Why Is Yeast Used to Bake Bread

Ever wondered why is yeast used to bake bread? Find out the main reason why bakers use yeast in their baking.

You may not know this, but there are actually eukaryotic micro-organisms in that sandwich you’re about to eat.  This may sound a bit strange, and no, you haven’t found yourself in a real-life version of a science fiction novel.  What you have come into contact with, though, is good old-fashioned science.

The fact is that there is a species of yeast known as Saccharamyces cerevisiae (S. cerevisiae) that has been used in the baking of bread for thousands and thousands of years. We also use it for our easy white bread recipe and a lot of dough based baking.

  It is the presence of yeast in the baking process that is important.  This budding yeast actually allows our bread to be full, rather than flat and lacking the texture that we have come to recognize about the bread we eat on a daily basis.

Scientists and historians aren’t exactly sure when yeast first began to be used in the baking of bread.  However, many of the first records in our history do show that the Ancient Egyptians may have been among the first cultures to bake bread with yeast.  Archaeologists who have excavated sites all over Egypt over the years have found many artifacts to support that theory, including baking chambers and grinding stones, as well as drawings depicting centuries old bakeries.

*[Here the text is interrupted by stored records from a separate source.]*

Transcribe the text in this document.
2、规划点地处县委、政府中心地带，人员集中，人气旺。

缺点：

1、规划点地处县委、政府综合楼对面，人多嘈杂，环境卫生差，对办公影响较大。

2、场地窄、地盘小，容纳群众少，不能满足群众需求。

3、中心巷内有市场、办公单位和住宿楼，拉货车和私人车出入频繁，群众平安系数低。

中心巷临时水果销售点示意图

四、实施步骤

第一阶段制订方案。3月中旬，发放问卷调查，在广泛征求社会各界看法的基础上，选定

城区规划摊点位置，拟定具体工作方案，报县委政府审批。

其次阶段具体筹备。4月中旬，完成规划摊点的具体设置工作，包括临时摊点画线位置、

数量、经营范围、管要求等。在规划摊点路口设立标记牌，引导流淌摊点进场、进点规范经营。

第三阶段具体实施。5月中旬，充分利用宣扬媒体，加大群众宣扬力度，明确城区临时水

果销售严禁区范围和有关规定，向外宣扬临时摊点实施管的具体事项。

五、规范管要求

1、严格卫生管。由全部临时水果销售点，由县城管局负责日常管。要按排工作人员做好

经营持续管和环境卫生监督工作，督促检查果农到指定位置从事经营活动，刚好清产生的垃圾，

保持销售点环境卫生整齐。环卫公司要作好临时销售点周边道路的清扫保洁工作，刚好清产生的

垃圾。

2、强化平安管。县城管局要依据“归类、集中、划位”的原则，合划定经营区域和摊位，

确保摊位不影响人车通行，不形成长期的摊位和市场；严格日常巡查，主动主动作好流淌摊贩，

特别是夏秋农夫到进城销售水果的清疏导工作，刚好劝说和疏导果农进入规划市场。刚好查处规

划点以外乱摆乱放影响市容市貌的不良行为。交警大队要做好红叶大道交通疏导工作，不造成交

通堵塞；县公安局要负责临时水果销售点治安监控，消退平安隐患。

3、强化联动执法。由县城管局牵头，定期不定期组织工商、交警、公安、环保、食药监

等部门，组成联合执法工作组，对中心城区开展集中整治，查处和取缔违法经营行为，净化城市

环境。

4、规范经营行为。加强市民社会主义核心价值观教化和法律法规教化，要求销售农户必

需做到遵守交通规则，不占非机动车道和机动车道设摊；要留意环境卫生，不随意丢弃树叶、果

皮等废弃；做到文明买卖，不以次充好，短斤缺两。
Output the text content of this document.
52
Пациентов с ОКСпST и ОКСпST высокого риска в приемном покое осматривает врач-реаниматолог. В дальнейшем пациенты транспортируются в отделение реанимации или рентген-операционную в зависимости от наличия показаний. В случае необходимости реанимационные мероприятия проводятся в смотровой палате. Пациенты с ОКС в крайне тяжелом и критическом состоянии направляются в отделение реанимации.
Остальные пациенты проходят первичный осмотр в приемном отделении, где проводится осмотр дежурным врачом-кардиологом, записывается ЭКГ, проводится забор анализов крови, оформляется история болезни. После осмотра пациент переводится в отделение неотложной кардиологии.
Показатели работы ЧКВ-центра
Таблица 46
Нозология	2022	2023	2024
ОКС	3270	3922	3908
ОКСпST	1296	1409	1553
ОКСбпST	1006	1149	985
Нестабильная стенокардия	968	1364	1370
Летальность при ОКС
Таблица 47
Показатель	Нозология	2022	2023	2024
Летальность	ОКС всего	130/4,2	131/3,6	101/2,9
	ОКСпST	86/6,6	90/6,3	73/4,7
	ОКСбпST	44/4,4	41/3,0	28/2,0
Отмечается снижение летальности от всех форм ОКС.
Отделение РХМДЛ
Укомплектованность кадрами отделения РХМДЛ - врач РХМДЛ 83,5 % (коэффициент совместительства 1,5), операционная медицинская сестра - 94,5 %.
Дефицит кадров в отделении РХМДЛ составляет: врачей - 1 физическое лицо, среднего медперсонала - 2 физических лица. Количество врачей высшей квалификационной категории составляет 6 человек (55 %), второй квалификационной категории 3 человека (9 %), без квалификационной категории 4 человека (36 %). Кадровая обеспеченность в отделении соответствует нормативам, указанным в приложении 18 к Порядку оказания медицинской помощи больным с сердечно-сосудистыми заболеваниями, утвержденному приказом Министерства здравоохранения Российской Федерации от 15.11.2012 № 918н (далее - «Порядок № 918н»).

What researchers tend to believe is that the Egyptians would leave a mix of water and flour meal out for a longer period of time on a warm day, and the yeasts that were naturally in the flour would allow the mixture to ferment before they would bake it.  The bread that resulted from the baking process was then much lighter and delicious than typical hard, flat breads.

The yeast used in the bread baking process is actually utilized as a leavening agent.  What it essentially does is convert fermentable sugar that is present in the dough into carbon dioxide.  Through this process, dough expands as the carbon dioxide gas forms pockets of bubbles in the dough.  Flour, water or milk, and salt are mixed with this yeast and the resulting dough is kneaded and left to rise up.  This dough can often double in size during the process.  Bakers will, after the dough has risen, shape the dough into individual portions or loaves and then baked in an oven.

While dough is being baked, the yeast essentially dies and the pockets of bubbles that are present in the dough are able to set, which makes the product soft.  Sometimes, bakers utilize potatoes or the water left over from boiling potatoes, as well as eggs and sugar in order to allow the dough to increase yeast growth.

The specific yeasts utilized in bread baking may vary, though.  Most often times, the same yeasts used in bread making are the same kinds of yeasts that are utilized in the fermentation of alcohol.  Certain other yeasts that are found in fruits, grains, and plants such as Saccharomyces exiguss may also be used in the process.

Regardless of the kind of yeast; however, the importance of yeast in the bread baking process cannot be underestimated.  It is this essential element that has given us the modern loaf of bread as we know it.